Language, monuments, and the politics of memory in Quebec and Ireland

Eire-Ireland:Journal of Irish Studies, Spring-Summer, 2003 by Kathleen O'Brien

On one level the presence of the Irish text pays tribute to or purports to speak for the Irish speakers who came from some of the regions most severely affected by the famine. Of the nearly one million who died in the famine, the majority carne from poorer areas populated by Irish speakers. Moreover, Michael Cronin notes that many of the five million who left Ireland between 1846 and 1901 were also from these regions (1996:106). One might extend a lament for the famine dead and losses caused by emigration to a lament for Gaelic cultural decline after the famine, but several factors complicate this interpretation. Cronin notes that by 1801 only about half of the five million people living in Ireland spoke Irish. By 1831, the sharp rise in population among the poor had raised the number of Irish-speakers to the highest level it had ever been, but the introduction of the national education system that year forbade the teaching and speaking of Irish in primary schools funded by the Board of Education. (2) Thus, even though the population in Irish-speaking regions had grown rapidly for forty-five years, a decade before the famine the growth of Irish as a language of literacy was actually reversing. Irish was not admissible as a subject in Irish schools until 1878 and was not widely embraced even then.

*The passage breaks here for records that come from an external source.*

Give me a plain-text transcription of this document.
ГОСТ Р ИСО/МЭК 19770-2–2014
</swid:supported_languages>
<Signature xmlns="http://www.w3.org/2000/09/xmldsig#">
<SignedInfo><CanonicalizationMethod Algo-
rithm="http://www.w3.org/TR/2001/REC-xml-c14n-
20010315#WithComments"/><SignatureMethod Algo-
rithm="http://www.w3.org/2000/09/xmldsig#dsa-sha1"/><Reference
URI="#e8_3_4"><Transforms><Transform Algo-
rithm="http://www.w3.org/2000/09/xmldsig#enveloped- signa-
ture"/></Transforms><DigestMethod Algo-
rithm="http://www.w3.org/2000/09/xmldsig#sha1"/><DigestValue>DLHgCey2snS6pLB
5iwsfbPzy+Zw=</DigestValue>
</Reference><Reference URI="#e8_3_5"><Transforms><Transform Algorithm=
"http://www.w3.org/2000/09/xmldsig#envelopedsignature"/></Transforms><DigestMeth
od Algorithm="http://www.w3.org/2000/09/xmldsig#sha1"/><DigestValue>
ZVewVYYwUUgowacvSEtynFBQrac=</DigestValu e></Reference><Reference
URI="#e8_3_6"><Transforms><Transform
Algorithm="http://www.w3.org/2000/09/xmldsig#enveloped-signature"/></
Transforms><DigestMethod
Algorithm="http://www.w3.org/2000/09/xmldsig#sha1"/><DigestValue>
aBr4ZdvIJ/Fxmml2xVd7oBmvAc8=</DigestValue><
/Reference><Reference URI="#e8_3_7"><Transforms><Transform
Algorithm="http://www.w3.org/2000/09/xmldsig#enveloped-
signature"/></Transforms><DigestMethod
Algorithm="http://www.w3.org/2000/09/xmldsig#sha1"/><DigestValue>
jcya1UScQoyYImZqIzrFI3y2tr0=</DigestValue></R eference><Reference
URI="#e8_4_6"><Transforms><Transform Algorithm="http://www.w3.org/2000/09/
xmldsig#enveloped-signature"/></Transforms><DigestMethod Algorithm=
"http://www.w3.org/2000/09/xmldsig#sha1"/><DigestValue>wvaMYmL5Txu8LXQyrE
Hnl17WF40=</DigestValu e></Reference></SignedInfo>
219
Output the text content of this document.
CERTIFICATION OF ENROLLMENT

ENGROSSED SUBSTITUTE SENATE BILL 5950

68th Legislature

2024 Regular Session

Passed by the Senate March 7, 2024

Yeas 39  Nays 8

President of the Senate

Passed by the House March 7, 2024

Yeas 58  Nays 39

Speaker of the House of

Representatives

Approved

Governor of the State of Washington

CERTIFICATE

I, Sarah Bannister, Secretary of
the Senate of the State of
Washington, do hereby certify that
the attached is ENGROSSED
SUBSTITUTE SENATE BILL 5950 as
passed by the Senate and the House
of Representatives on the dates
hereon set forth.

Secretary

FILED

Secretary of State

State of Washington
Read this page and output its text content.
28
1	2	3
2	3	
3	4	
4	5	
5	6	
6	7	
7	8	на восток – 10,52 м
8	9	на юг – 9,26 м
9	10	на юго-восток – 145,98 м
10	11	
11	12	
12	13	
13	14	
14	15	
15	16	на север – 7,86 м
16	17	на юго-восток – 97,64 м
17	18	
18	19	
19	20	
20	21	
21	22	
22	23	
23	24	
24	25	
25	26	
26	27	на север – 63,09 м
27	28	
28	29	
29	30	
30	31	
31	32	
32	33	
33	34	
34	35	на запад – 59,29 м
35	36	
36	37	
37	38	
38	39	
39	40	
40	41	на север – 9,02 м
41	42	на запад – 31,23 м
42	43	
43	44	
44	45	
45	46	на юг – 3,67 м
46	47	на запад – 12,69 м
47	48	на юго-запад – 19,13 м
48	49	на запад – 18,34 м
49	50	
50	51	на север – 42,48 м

Cronin also observes that the defense of the French language that followed the implementation of the Quebec Act had no parallel in Ireland. For much of the nineteenth century, despite efforts of the Christian Brothers and other clergy, the Catholic church was more concerned with gaining control of the Irish education system than with issues of language (Cronin 1996:106). Moreover, Protestant populations of Ireland were generally not Irish speakers or were minimally competent in Irish for specific purposes such as landlord-to-tenant communication. Between the mid-1840s and 1909, Irish immigrants were second in number to the French Canadians in some parts of Quebec, but literacy in the Irish language was low. Although the famine was a devastating trauma, to attribute the evocation of shared famine experiences through the display of the Irish language per se would be a gross simplification. Nevertheless, for most monument visitors, the Irish panel was a visual code to suggest the presence of a distinct Irish community. The script framed that presence as not-English, not-French, and not readable. In the post-famine turmoil of immigrant communities struggling to gain new footholds, such an unreadable visual display could also inadvertently reinforce other negative characterizations of desperate famine-era Irish immigrants as a group "apart" from more advantaged newcomers.

In the context of Irish cultural nationalism in the 1890s, display of the Irish language also suggests other configurations of Irish identity and Catholicism. Following Douglas Hyde's return to Ireland after teaching in Canada, his 1892 lecture, "The Necessity for De-Anglicising Ireland," helped insert the Irish language into the nationalist message, leading to the formation of the Gaelic League in the same year. Under Hyde's presidency (1893-1915), the popularity of Gaelic League at all levels of Irish society spawned numerous chapters and language classes, including many in North America. Hyde, the son of a Church of Ireland rector, was an ardent Irish speaker and hardly emblematic of the poverty and illiteracy often associated with native speakers of the language.